Our old platform where built on a commercial solution that couldn't keep up with our demands. We needed something that where more dynamic, scalable and could easy be extended with other tools.
Our base requirements are quite basic. We need a monitoring system that is able to process active and passive checks, send alerts over SMS or mail and write meta/performance data in a nice way. This could almost every monitoring system deliver, regardless if it's a commercial or open.
Our extended requirements of things like: HA (High Availability), modular, application clusters for load and HA. This can't be found in an out-of-box solution. Our old platform was an out-of-box solution in that context. It had HA, but it was not modular or scalable in the same way that our new platform is.
So what did we end up with? Icinga.
Well, Icinga is only one part of our stack. It acts as our core system that collects monitoring data and distribute that to other applications. Because of that, I'll focus on writing about Icinga.
So why did we choose Icinga?
Short answer: There is no such thing as a short answer to this question.
- Regarding performance, Icinga scales very well when comparing to other monitoring software. Apart from good written code, it's also because the system is modular.
- The configuration language is almost a script language for monitoring. Icinga referee to this as "Monitoring as Code". This is used a lot in our setup. For example, we are able to create hundreds of thousands service objects in Icinga by "looping" the config. In our setup, there is no Icinga service that is created in a static way. This also makes it easy for us to do performance testing. By looping the creation of x number of hosts and services.

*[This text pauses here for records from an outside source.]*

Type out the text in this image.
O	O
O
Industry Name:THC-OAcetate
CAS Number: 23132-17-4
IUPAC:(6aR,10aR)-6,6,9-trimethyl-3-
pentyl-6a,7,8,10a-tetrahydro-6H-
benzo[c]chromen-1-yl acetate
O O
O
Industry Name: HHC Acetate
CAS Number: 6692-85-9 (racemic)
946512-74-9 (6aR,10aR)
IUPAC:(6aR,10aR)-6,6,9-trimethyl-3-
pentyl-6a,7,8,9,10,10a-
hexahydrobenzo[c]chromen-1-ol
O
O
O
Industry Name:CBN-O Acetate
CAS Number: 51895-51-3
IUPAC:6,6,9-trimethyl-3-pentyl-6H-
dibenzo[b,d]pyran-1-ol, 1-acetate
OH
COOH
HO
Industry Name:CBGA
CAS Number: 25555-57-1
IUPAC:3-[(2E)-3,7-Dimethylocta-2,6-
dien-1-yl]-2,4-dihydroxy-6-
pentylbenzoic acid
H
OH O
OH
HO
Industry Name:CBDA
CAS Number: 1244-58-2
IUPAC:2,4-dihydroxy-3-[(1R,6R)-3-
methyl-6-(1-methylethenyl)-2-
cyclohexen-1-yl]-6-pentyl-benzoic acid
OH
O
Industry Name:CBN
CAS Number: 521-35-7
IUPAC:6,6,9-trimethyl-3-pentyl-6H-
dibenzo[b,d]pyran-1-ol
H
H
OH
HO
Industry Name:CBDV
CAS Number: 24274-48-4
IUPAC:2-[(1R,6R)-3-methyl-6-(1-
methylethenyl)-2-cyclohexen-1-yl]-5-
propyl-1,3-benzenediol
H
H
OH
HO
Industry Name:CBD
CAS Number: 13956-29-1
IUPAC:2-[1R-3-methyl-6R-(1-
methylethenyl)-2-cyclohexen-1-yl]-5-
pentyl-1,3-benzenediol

- Their integration portfolio is big and well updated to the latest technologies. For example, we export data to InfluxDB which we have Grafana reading data from. We also export data to a MySQL database which is operated on a three node MySQL Galera cluster.

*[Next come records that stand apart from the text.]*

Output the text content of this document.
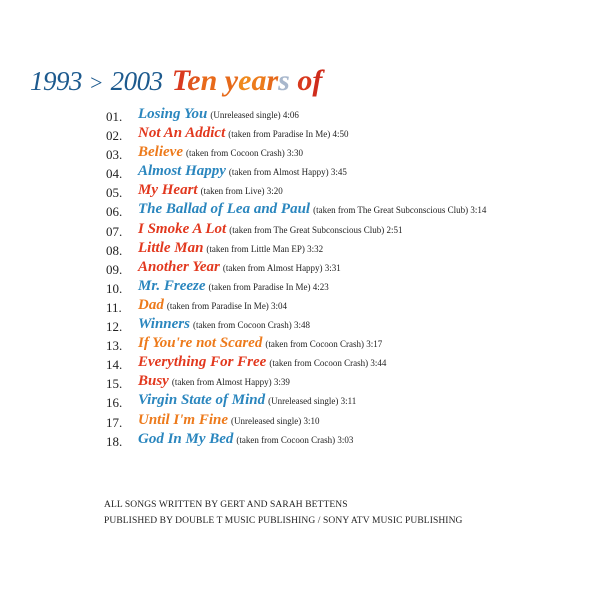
1993 > 2003 Ten years of
01. Losing You (Unreleased single) 4:06
02. Not An Addict (taken from Paradise In Me) 4:50
03. Believe (taken from Cocoon Crash) 3:30
04. Almost Happy (taken from Almost Happy) 3:45
05. My Heart (taken from Live) 3:20
06. The Ballad of Lea and Paul (taken from The Great Subconscious Club) 3:14
07. I Smoke A Lot (taken from The Great Subconscious Club) 2:51
08. Little Man (taken from Little Man EP) 3:32
09. Another Year (taken from Almost Happy) 3:31
10. Mr. Freeze (taken from Paradise In Me) 4:23
11. Dad (taken from Paradise In Me) 3:04
12. Winners (taken from Cocoon Crash) 3:48
13. If You're not Scared (taken from Cocoon Crash) 3:17
14. Everything For Free (taken from Cocoon Crash) 3:44
15. Busy (taken from Almost Happy) 3:39
16. Virgin State of Mind (Unreleased single) 3:11
17. Until I'm Fine (Unreleased single) 3:10
18. God In My Bed (taken from Cocoon Crash) 3:03
ALL SONGS WRITTEN BY GERT AND SARAH BETTENS
PUBLISHED BY DOUBLE T MUSIC PUBLISHING / SONY ATV MUSIC PUBLISHING
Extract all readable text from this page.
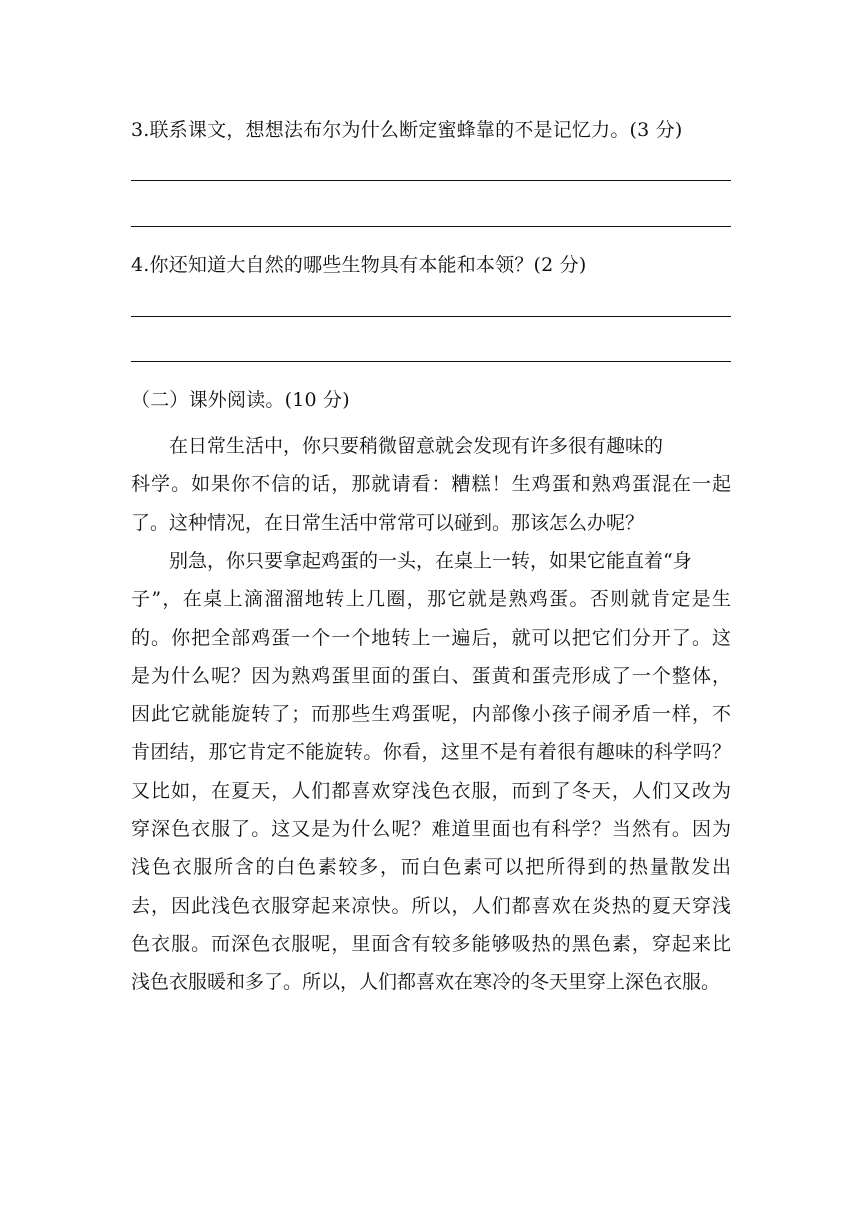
3.联系课文，想想法布尔为什么断定蜜蜂靠的不是记忆力。(3 分)
4.你还知道大自然的哪些生物具有本能和本领？(2 分)
（二）课外阅读。(10 分)
在日常生活中，你只要稍微留意就会发现有许多很有趣味的
科学。如果你不信的话，那就请看：糟糕！生鸡蛋和熟鸡蛋混在一起
了。这种情况，在日常生活中常常可以碰到。那该怎么办呢？
别急，你只要拿起鸡蛋的一头，在桌上一转，如果它能直着“身
子”，在桌上滴溜溜地转上几圈，那它就是熟鸡蛋。否则就肯定是生
的。你把全部鸡蛋一个一个地转上一遍后，就可以把它们分开了。这
是为什么呢？因为熟鸡蛋里面的蛋白、蛋黄和蛋壳形成了一个整体，
因此它就能旋转了；而那些生鸡蛋呢，内部像小孩子闹矛盾一样，不
肯团结，那它肯定不能旋转。你看，这里不是有着很有趣味的科学吗？
又比如，在夏天，人们都喜欢穿浅色衣服，而到了冬天，人们又改为
穿深色衣服了。这又是为什么呢？难道里面也有科学？当然有。因为
浅色衣服所含的白色素较多，而白色素可以把所得到的热量散发出
去，因此浅色衣服穿起来凉快。所以，人们都喜欢在炎热的夏天穿浅
色衣服。而深色衣服呢，里面含有较多能够吸热的黑色素，穿起来比
浅色衣服暖和多了。所以，人们都喜欢在寒冷的冬天里穿上深色衣服。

- Icinga has an official Puppet module which allow us to automate the deployment of components in Icinga. Unfortunately we deployed our installation of Icinga before the module where released. But we are working in full speed of implementing it.
- We are able to version handle the configuration and test it in the lab before pushing it to production. If all is well in the lab, our new commit of config will most likely be that in production.
- It has a configuration GUI which we actually don't use yet, because the lack of above function. (No configuration GUI could do that anyway so it's fine.)
- It's Open Source. This is a huge advantage for us, people tend to think of Open Source as complicated and hard to understand. But for us, it's piece of cake. (I will write a post that explains why Open Source is an advantage some day.)
- Icinga has an active and big community.
- Icinga clusters has a replay log that actually works. If the connection between the master zone and the satellite zone goes down, our satellites will operates on its own and alert us over SMS if an event triggers an alarm. When the connection is brought back, Icinga will replay the event log for our master zone. In our old platform this was not always the case.
- Because our platform is constructed by our self, we have a great understanding of how every component works.
We have been using Icinga for about one and a half year now. Running with a couple of pilot customers the first eight months. During that time we developed the platform and evaluated three time series databases (Graphite, OpenTSDB and InfluxDB), researched about how to use Icingas configuration language in a dynamic way and built surrounding systems like MySQL, Postfix, Icingaweb2, Nagvis and so on..
Every component in our platform is it own set of virtual machines, and in the current config our Icinga system can grow about twenty times the current number of hosts and services.